2436. — À FRÉDÉRIC II, ROI DE PRUSSE.

Sire, je mets à vos pieds Abraham et un Catalogue[1]. Le père des croyants n’est qu’ébauché, parce que je suis sans livres. Mais, si Votre Majesté jette les yeux sur cet article, dans Bayle, elle verra que cette ébauche est plus pleine, plus curieuse, et plus courte. Ce livre, honoré de quelques articles de votre main, ferait du bien au monde. Chérisac[2] coulerait à fond les saints Pères.

Il y a une grande apparence que j’ai fait une grosse sottise en envoyant à Votre Majesté un mémoire détaillé. Mais, sire, j’ai parlé en philosophe qui ne craint point de faire des fautes devant un roi philosophe, auquel il est assurément attaché avec tendresse. Je peux très-bien me corriger de mes sottises, mais non en rougir.

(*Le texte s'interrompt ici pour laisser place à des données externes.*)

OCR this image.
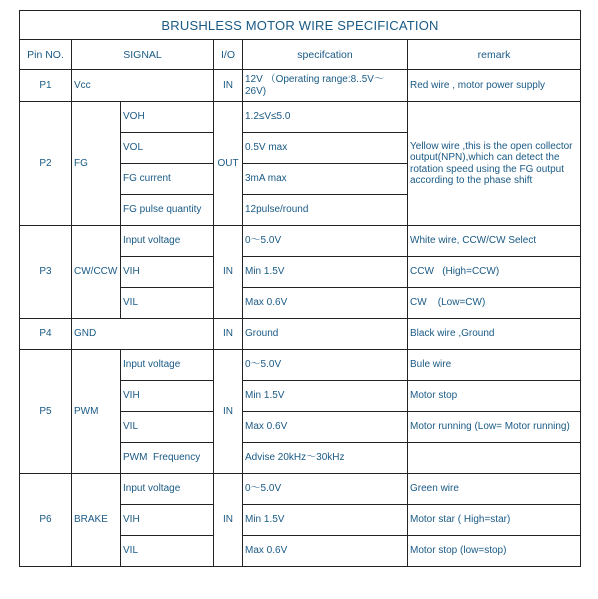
BRUSHLESS MOTOR WIRE SPECIFICATION					
Pin NO.	SIGNAL		I/O	specifcation	remark
P1	Vcc		IN	12V （Operating range:8..5V～26V)	Red wire , motor power supply
P2	FG	VOH	OUT	1.2≤V≤5.0	Yellow wire ,this is the open collector output(NPN),which can detect the rotation speed using the FG output according to the phase shift
		VOL		0.5V max	
		FG current		3mA max	
		FG pulse quantity		12pulse/round	
P3	CW/CCW	Input voltage	IN	0～5.0V	White wire, CCW/CW Select
		VIH		Min 1.5V	CCW   (High=CCW)
		VIL		Max 0.6V	CW    (Low=CW)
P4	GND		IN	Ground	Black wire ,Ground
P5	PWM	Input voltage	IN	0～5.0V	Bule wire
		VIH		Min 1.5V	Motor stop
		VIL		Max 0.6V	Motor running (Low= Motor running)
		PWM  Frequency		Advise 20kHz～30kHz	
P6	BRAKE	Input voltage	IN	0～5.0V	Green wire
		VIH		Min 1.5V	Motor star ( High=star)
		VIL		Max 0.6V	Motor stop (low=stop)
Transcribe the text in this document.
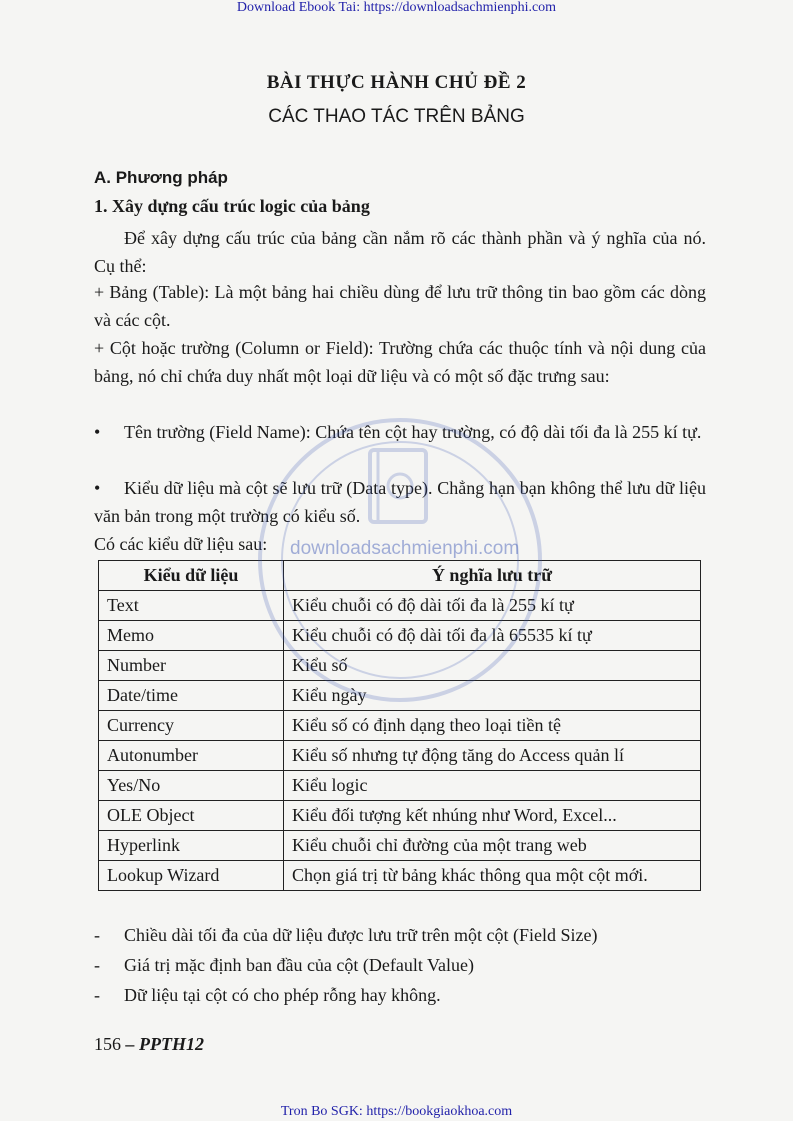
Download Ebook Tai: https://downloadsachmienphi.com
BÀI THỰC HÀNH CHỦ ĐỀ 2
CÁC THAO TÁC TRÊN BẢNG
A. Phương pháp
1. Xây dựng cấu trúc logic của bảng

Để xây dựng cấu trúc của bảng cần nắm rõ các thành phần và ý nghĩa của nó. Cụ thể:

+ Bảng (Table): Là một bảng hai chiều dùng để lưu trữ thông tin bao gồm các dòng và các cột.

+ Cột hoặc trường (Column or Field): Trường chứa các thuộc tính và nội dung của bảng, nó chỉ chứa duy nhất một loại dữ liệu và có một số đặc trưng sau:

• Tên trường (Field Name): Chứa tên cột hay trường, có độ dài tối đa là 255 kí tự.

• Kiểu dữ liệu mà cột sẽ lưu trữ (Data type). Chẳng hạn bạn không thể lưu dữ liệu văn bản trong một trường có kiểu số.

Có các kiểu dữ liệu sau:

Kiểu dữ liệu	Ý nghĩa lưu trữ
Text	Kiểu chuỗi có độ dài tối đa là 255 kí tự
Memo	Kiểu chuỗi có độ dài tối đa là 65535 kí tự
Number	Kiểu số
Date/time	Kiểu ngày
Currency	Kiểu số có định dạng theo loại tiền tệ
Autonumber	Kiểu số nhưng tự động tăng do Access quản lí
Yes/No	Kiểu logic
OLE Object	Kiểu đối tượng kết nhúng như Word, Excel...
Hyperlink	Kiểu chuỗi chỉ đường của một trang web
Lookup Wizard	Chọn giá trị từ bảng khác thông qua một cột mới.
- Chiều dài tối đa của dữ liệu được lưu trữ trên một cột (Field Size)
- Giá trị mặc định ban đầu của cột (Default Value)
- Dữ liệu tại cột có cho phép rỗng hay không.
156 – PPTH12
downloadsachmienphi.com
Tron Bo SGK: https://bookgiaokhoa.com
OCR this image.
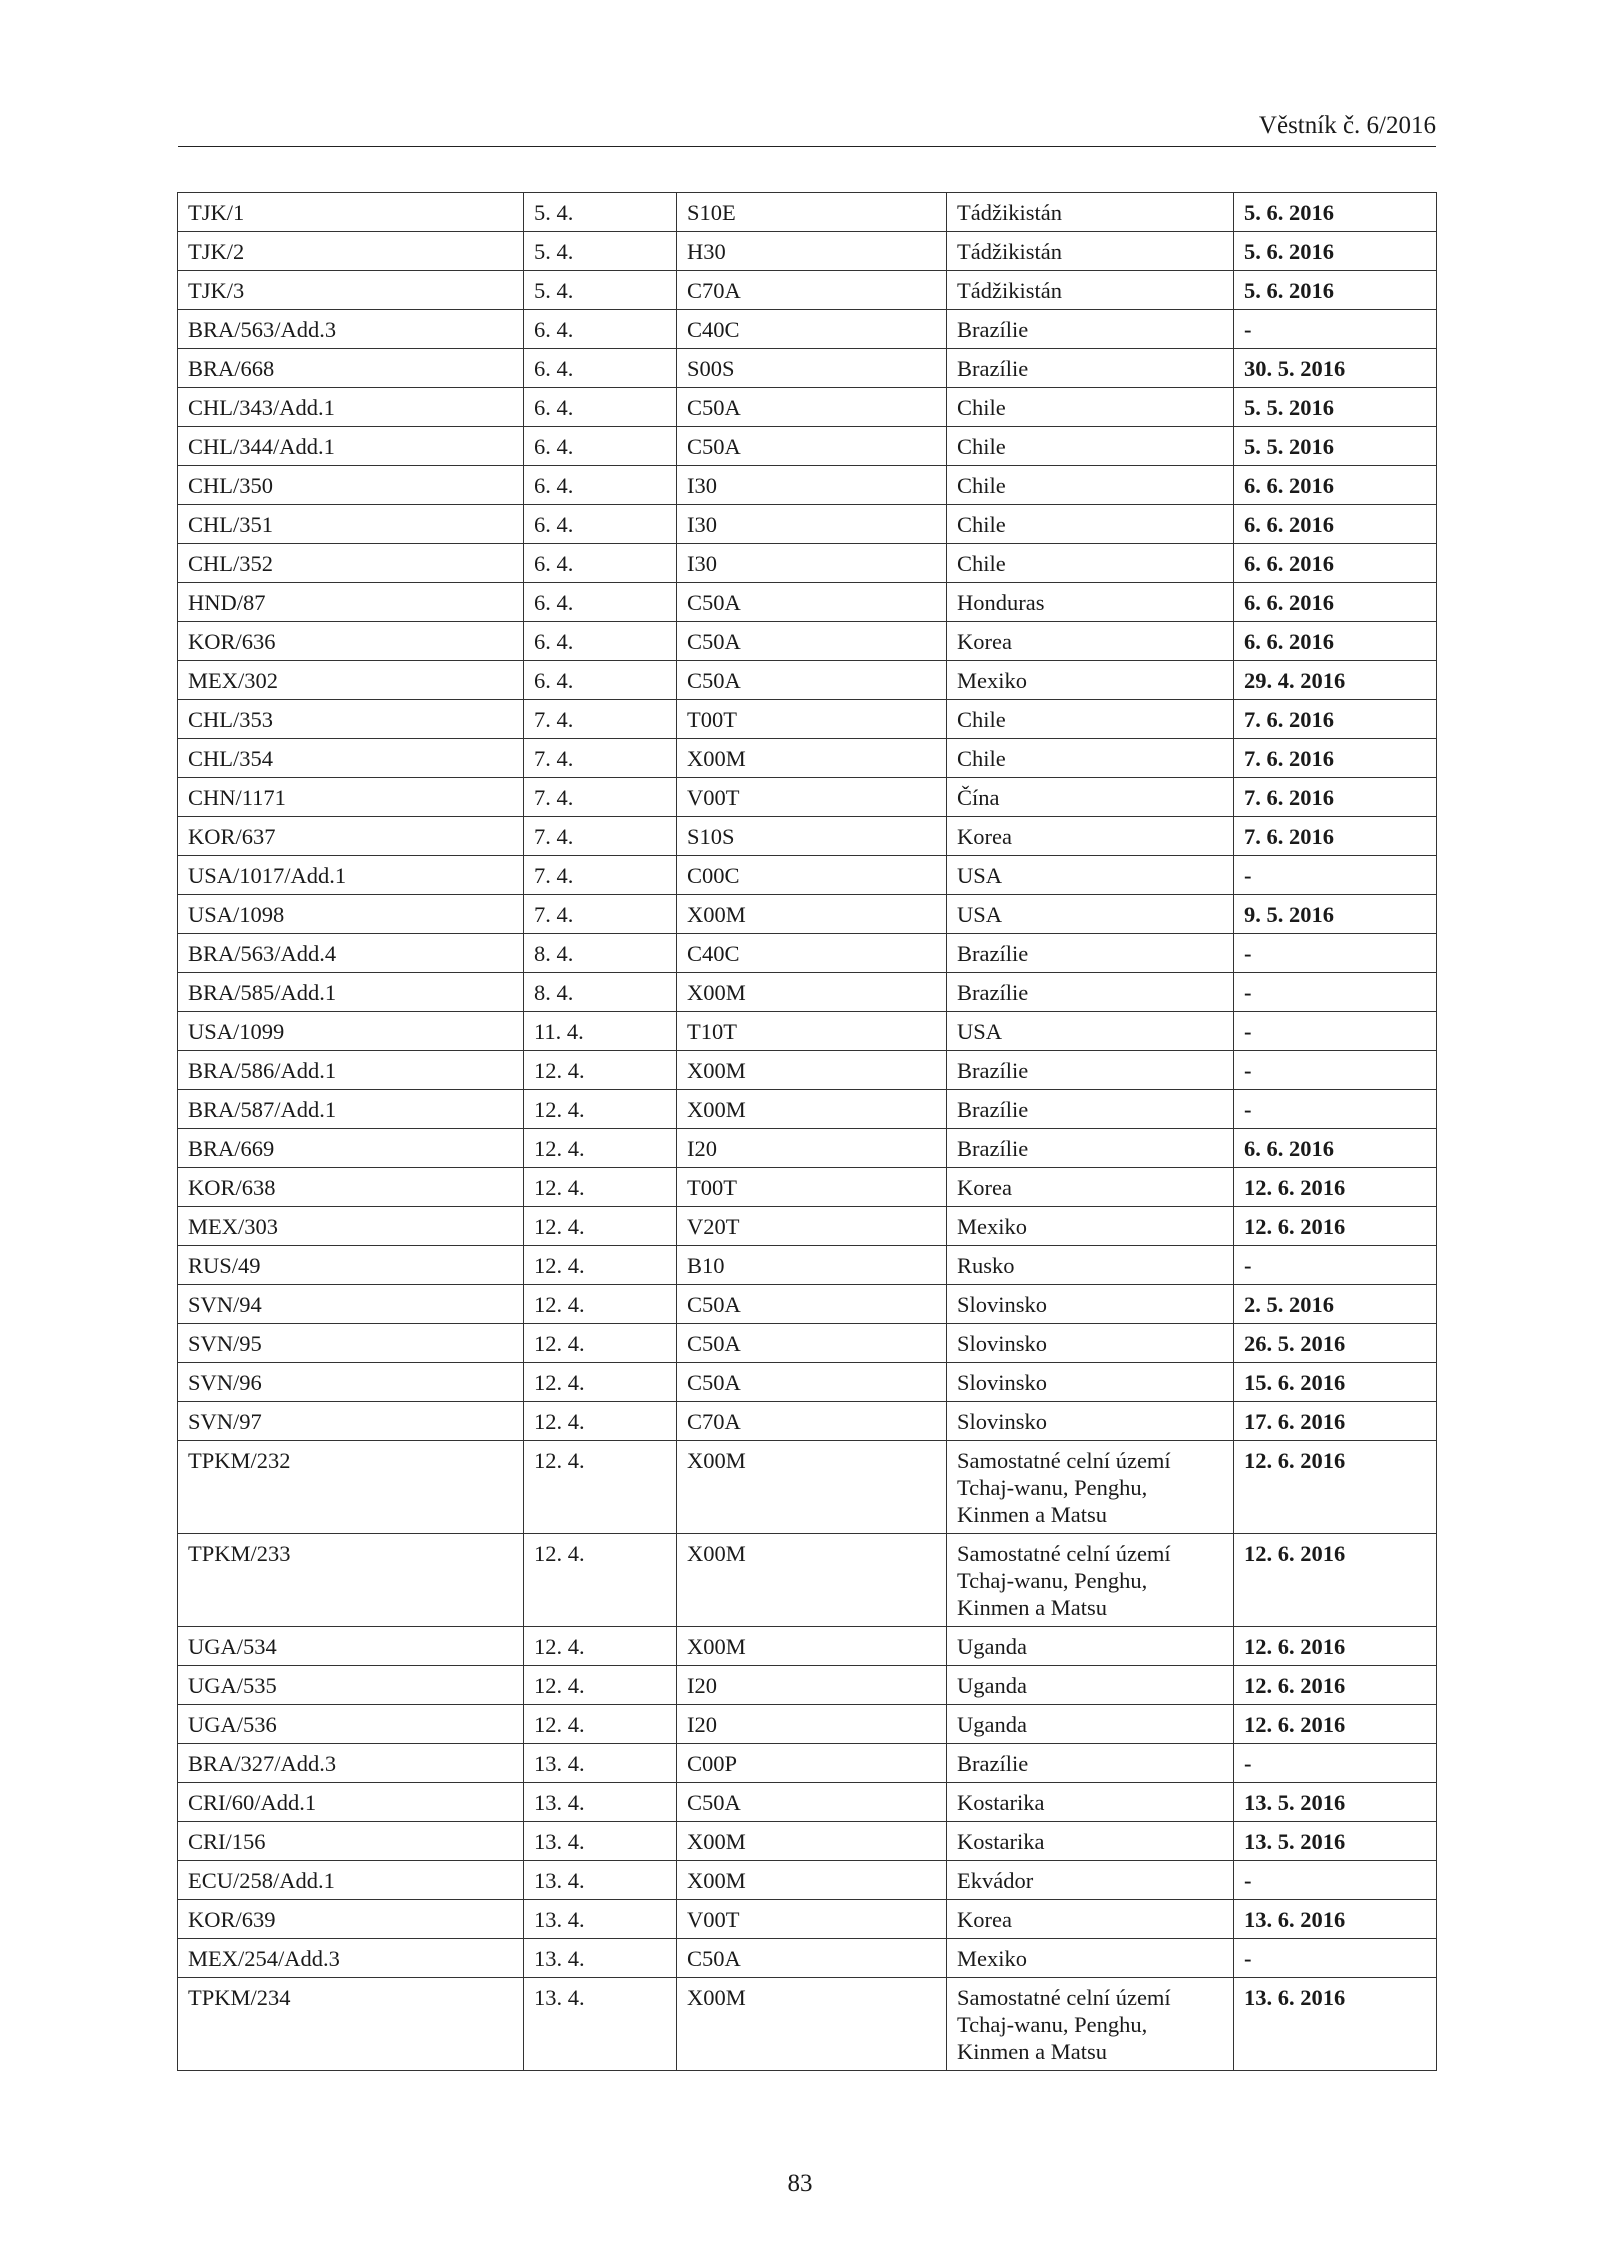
Věstník č. 6/2016
TJK/1	5. 4.	S10E	Tádžikistán	5. 6. 2016
TJK/2	5. 4.	H30	Tádžikistán	5. 6. 2016
TJK/3	5. 4.	C70A	Tádžikistán	5. 6. 2016
BRA/563/Add.3	6. 4.	C40C	Brazílie	-
BRA/668	6. 4.	S00S	Brazílie	30. 5. 2016
CHL/343/Add.1	6. 4.	C50A	Chile	5. 5. 2016
CHL/344/Add.1	6. 4.	C50A	Chile	5. 5. 2016
CHL/350	6. 4.	I30	Chile	6. 6. 2016
CHL/351	6. 4.	I30	Chile	6. 6. 2016
CHL/352	6. 4.	I30	Chile	6. 6. 2016
HND/87	6. 4.	C50A	Honduras	6. 6. 2016
KOR/636	6. 4.	C50A	Korea	6. 6. 2016
MEX/302	6. 4.	C50A	Mexiko	29. 4. 2016
CHL/353	7. 4.	T00T	Chile	7. 6. 2016
CHL/354	7. 4.	X00M	Chile	7. 6. 2016
CHN/1171	7. 4.	V00T	Čína	7. 6. 2016
KOR/637	7. 4.	S10S	Korea	7. 6. 2016
USA/1017/Add.1	7. 4.	C00C	USA	-
USA/1098	7. 4.	X00M	USA	9. 5. 2016
BRA/563/Add.4	8. 4.	C40C	Brazílie	-
BRA/585/Add.1	8. 4.	X00M	Brazílie	-
USA/1099	11. 4.	T10T	USA	-
BRA/586/Add.1	12. 4.	X00M	Brazílie	-
BRA/587/Add.1	12. 4.	X00M	Brazílie	-
BRA/669	12. 4.	I20	Brazílie	6. 6. 2016
KOR/638	12. 4.	T00T	Korea	12. 6. 2016
MEX/303	12. 4.	V20T	Mexiko	12. 6. 2016
RUS/49	12. 4.	B10	Rusko	-
SVN/94	12. 4.	C50A	Slovinsko	2. 5. 2016
SVN/95	12. 4.	C50A	Slovinsko	26. 5. 2016
SVN/96	12. 4.	C50A	Slovinsko	15. 6. 2016
SVN/97	12. 4.	C70A	Slovinsko	17. 6. 2016
TPKM/232	12. 4.	X00M	Samostatné celní území Tchaj-wanu, Penghu, Kinmen a Matsu	12. 6. 2016
TPKM/233	12. 4.	X00M	Samostatné celní území Tchaj-wanu, Penghu, Kinmen a Matsu	12. 6. 2016
UGA/534	12. 4.	X00M	Uganda	12. 6. 2016
UGA/535	12. 4.	I20	Uganda	12. 6. 2016
UGA/536	12. 4.	I20	Uganda	12. 6. 2016
BRA/327/Add.3	13. 4.	C00P	Brazílie	-
CRI/60/Add.1	13. 4.	C50A	Kostarika	13. 5. 2016
CRI/156	13. 4.	X00M	Kostarika	13. 5. 2016
ECU/258/Add.1	13. 4.	X00M	Ekvádor	-
KOR/639	13. 4.	V00T	Korea	13. 6. 2016
MEX/254/Add.3	13. 4.	C50A	Mexiko	-
TPKM/234	13. 4.	X00M	Samostatné celní území Tchaj-wanu, Penghu, Kinmen a Matsu	13. 6. 2016
83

J’aurai encore la hardiesse de dire que je ne conçois pas comment on peut habiller tous les ans cent cinquante mille hommes, nourrir tous les officiers de ses gardes, bâtir des forteresses, des villes, des villages, établir des manufactures, avoir trois spectacles, donner tant de pensions, etc., etc.

Il m’a paru qu’il y aurait une prodigieuse indiscrétion à moi de proposer de nouvelles dépenses à Votre Majesté pour mes fantaisies, quand elle me donne cinq mille écus par an pour ne rien faire.

De plus, je ne connais que le style des personnes que j’ai voulu attirer ici pour travailler, et point leur caractère. Il se pourrait qu’étant employées par Votre Majesté pour un ouvrage qui ne laisse pas d’être délicat et qui demande le secret, elles fissent les difficiles, s’en allassent, et vous compromissent. En me chargeant de tout sous vos ordres, Votre Majesté n’était compromise en rien.

Voilà mes raisons ; si elles ne vous plaisent pas, si Votre Majesté ne se soucie pas de l’ouvrage proposé, me voilà résigné avec la même soumission que je travaillais avec ardeur.

Si Votre Majesté a des ordres à donner, ils seront exécutés. Pourvu que je me console de mes maux par l’étude et par vos bontés, je vivrai et mourrai content.

  1. Le Catalogue des écrivains du siècle de Louis XIV.
  2. Voltaire avait probablement signé de ce nom le manuscrit de l’article Abraham, envoyé au roi de Prusse.